Immuneering’s investigational pancreatic cancer drug provided patients in a mid-stage trial with nearly nine additional months of survival, according to results presented at the American Society of Clinical Oncology annual meeting on June 1. The Phase 2a study evaluated the MEK-targeting deep cyclic inhibitor atebimetinib combined with modified gemcitabine/nab-paclitaxel (mGnP) in patients with first-line metastatic pancreatic cancer.
The combination therapy achieved a median overall survival of 17.3 months, compared to 8.5 months for patients treated with gemcitabine/nab-paclitaxel alone as reported in the pivotal Phase 3 MPACT study. Median progression-free survival was recorded at 8.3 months, and the disease control rate reached 82%. The confirmed overall response rate stood at 36%. These results were based on data from 55 patients who received atebimetinib plus mGnP.
Ben Zeskind, CEO of Immuneering, said, “We kind of have cancer surrounded. Those RAS inhibitors are making a really good attack from the second line direction. We think 17.3 months is a really compelling median overall survival coming from the first-line direction.” Zeskind also highlighted that results were consistent across cohorts and spoke to “the robustness of the data.”
Meredith Pelster, associate director of gastrointestinal cancer research at Sarah Cannon Research Institute and an investigator on the trial, said tolerability was notable: “With the modified gemcitabine/nab-paclitaxel schedule, I’m not having to deal with the degree of cytopenias I typically would, and then the addition of atebimetinib, really we’re not seeing high-grade toxicity at all . . . . Keeping these patients on treatment is not challenging.”
Zeskind further commented that maintaining tolerability is key for both quality and duration of life: “It used to be really that patients had to choose between survival and tolerability...and I think the possibility that these data raise is that patients may have to make fewer trade-offs.” In Immuneering’s trial, he noted that 84% of participants maintained or gained weight after three months.

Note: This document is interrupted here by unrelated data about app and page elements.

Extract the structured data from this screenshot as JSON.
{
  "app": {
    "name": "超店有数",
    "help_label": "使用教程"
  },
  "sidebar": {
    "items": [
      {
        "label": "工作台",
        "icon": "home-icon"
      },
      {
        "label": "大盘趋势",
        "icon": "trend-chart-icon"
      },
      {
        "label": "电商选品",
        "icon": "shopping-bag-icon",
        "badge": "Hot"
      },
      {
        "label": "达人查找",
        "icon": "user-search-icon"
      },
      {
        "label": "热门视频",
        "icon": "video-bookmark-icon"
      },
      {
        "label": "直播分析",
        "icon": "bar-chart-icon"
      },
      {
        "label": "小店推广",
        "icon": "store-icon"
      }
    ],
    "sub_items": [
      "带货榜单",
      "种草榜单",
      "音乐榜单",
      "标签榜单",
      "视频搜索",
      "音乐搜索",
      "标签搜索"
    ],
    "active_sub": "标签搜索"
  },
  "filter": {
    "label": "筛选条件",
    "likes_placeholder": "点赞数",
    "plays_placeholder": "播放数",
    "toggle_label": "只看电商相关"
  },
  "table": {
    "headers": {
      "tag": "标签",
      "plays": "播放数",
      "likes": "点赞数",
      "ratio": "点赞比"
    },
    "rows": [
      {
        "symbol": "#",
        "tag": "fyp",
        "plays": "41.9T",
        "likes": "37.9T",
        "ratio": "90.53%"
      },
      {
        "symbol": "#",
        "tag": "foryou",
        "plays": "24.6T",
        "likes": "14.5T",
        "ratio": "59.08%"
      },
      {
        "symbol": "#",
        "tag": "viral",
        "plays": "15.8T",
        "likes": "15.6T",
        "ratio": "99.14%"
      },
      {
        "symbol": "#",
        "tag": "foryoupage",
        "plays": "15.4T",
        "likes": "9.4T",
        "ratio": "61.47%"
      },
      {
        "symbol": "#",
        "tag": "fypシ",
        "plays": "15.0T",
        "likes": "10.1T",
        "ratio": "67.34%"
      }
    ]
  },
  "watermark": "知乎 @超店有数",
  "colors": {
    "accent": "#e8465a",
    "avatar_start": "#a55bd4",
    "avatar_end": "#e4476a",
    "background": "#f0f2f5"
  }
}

Despite positive clinical outcomes reported by Immuneering on May 21 and expanded upon during ASCO presentations Monday, company shares declined nearly 24% by mid-afternoon Eastern time. Mizuho analysts described this drop as overdone and attributed it primarily to a slight decrease in overall response rate rather than concerns about efficacy or safety.
Immuneering plans to begin dosing for its Phase 3 MAPKeeper 301 trial around mid-year with enrollment expected for approximately 510 patients; topline results are anticipated by mid-2028.